John Paul, like Benedict, made an effort to implicate the entire Catholic community in blame-sharing. He called for "an urgently needed purification of the entire Catholic community". He showed a further misunderstanding of the situation, when he declared that "the Church will help society understand and deal with the crisis..." This in the face of the fact that it was society that helped the Church, not the other way around!This is the length that clericalism goes with its superiority complex that obstructs the search for truth and justice.

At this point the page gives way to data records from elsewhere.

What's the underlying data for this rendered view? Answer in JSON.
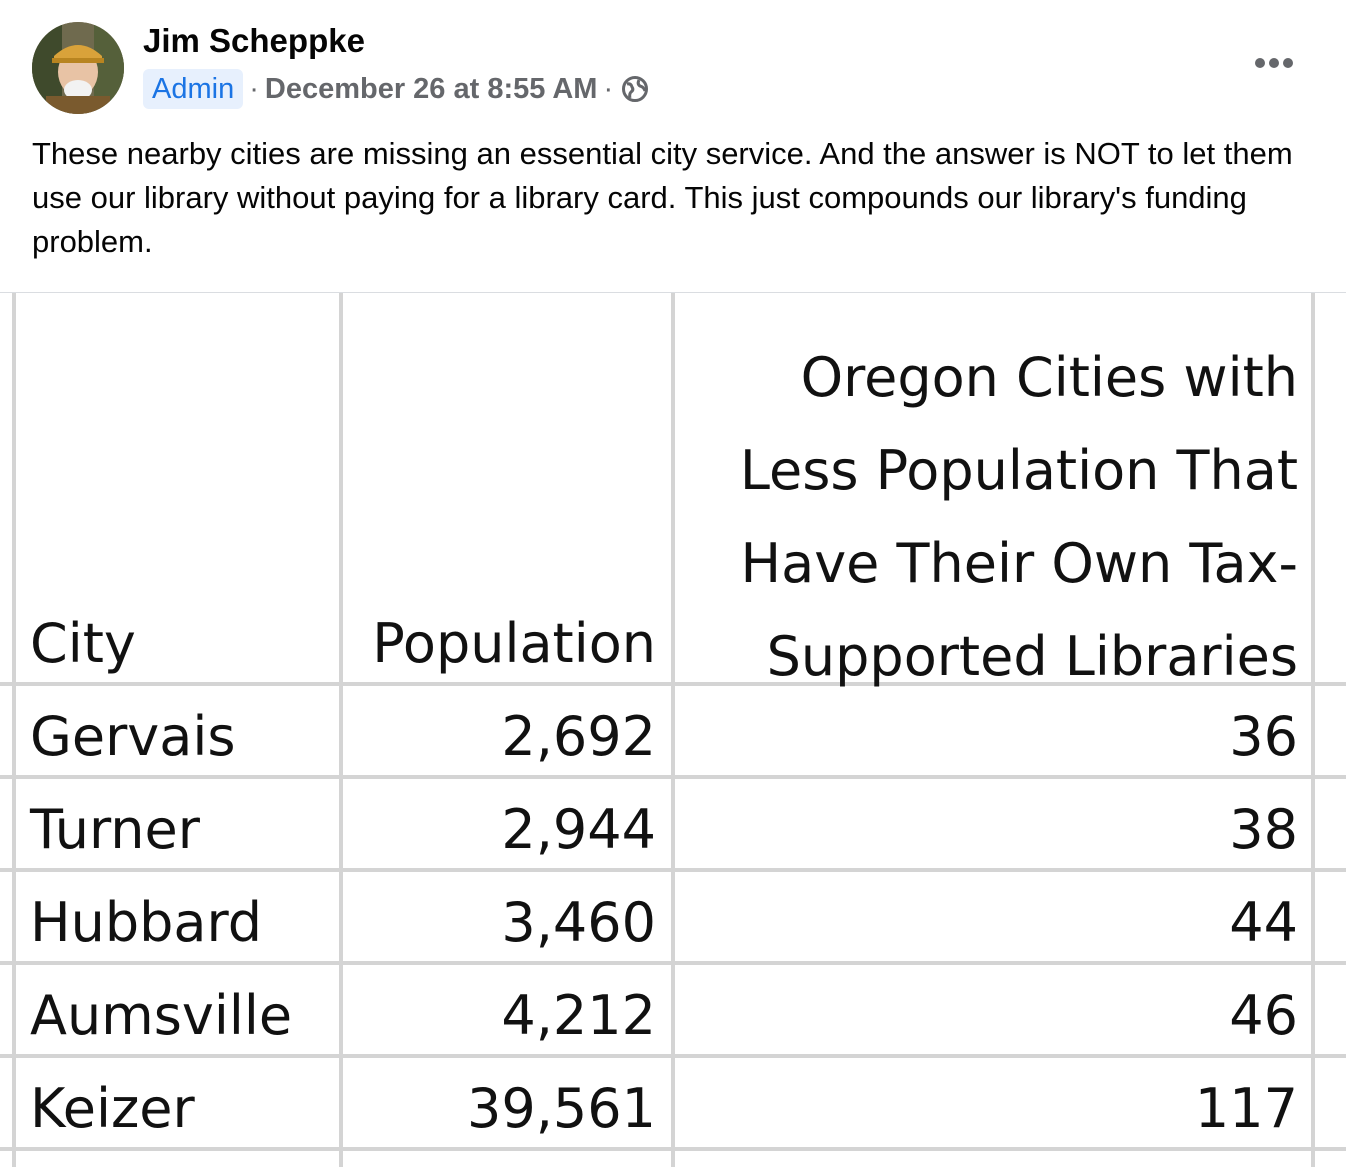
{
  "post": {
    "author": "Jim Scheppke",
    "role_badge": "Admin",
    "separator": "·",
    "timestamp": "December 26 at 8:55 AM",
    "audience_icon": "globe-icon",
    "more_icon": "more-options-icon",
    "text": "These nearby cities are missing an essential city service. And the answer is NOT to let them use our library without paying for a library card. This just compounds our library's funding problem."
  },
  "colors": {
    "badge_bg": "#e7f0fd",
    "badge_text": "#1b74e4",
    "meta_text": "#65676b",
    "grid_line": "#d4d4d4"
  },
  "table": {
    "headers": {
      "city": "City",
      "population": "Population",
      "libraries_lines": [
        "Oregon Cities with",
        "Less Population That",
        "Have Their Own Tax-",
        "Supported  Libraries"
      ]
    },
    "rows": [
      {
        "city": "Gervais",
        "population": "2,692",
        "libraries": "36"
      },
      {
        "city": "Turner",
        "population": "2,944",
        "libraries": "38"
      },
      {
        "city": "Hubbard",
        "population": "3,460",
        "libraries": "44"
      },
      {
        "city": "Aumsville",
        "population": "4,212",
        "libraries": "46"
      },
      {
        "city": "Keizer",
        "population": "39,561",
        "libraries": "117"
      }
    ]
  }
}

As these two popes tried to suggest that the whole Catholic community shared blame and its need for penance, the bishops too protected themselves by trying to shift blame on others. Their Dallas Charter pursued "priests or deacons" alleged to be abusers. No mention of bishops! There was zero-tolerance for an abusing priest. But as the bishops' own National Review Board of distinguished Catholic lay men and women declared, "... there is no equivalent policy of zero-tolerance for bishops... who allowed a predator priest to remain in or return to ministry...the impression was created that the Dallas Charter...[was] the bishops' attempt to deflect criticism from themselves and onto individual priests".

It is not pleasant to write so severely about some elements in our beloved Church. But unless the old "prevailing culture" of quasi-divine clericalism is abandoned and a new open-to-others mindset develops in the Church, attainment of truth and justice will be blocked in new situations as they were in the abuse crisis.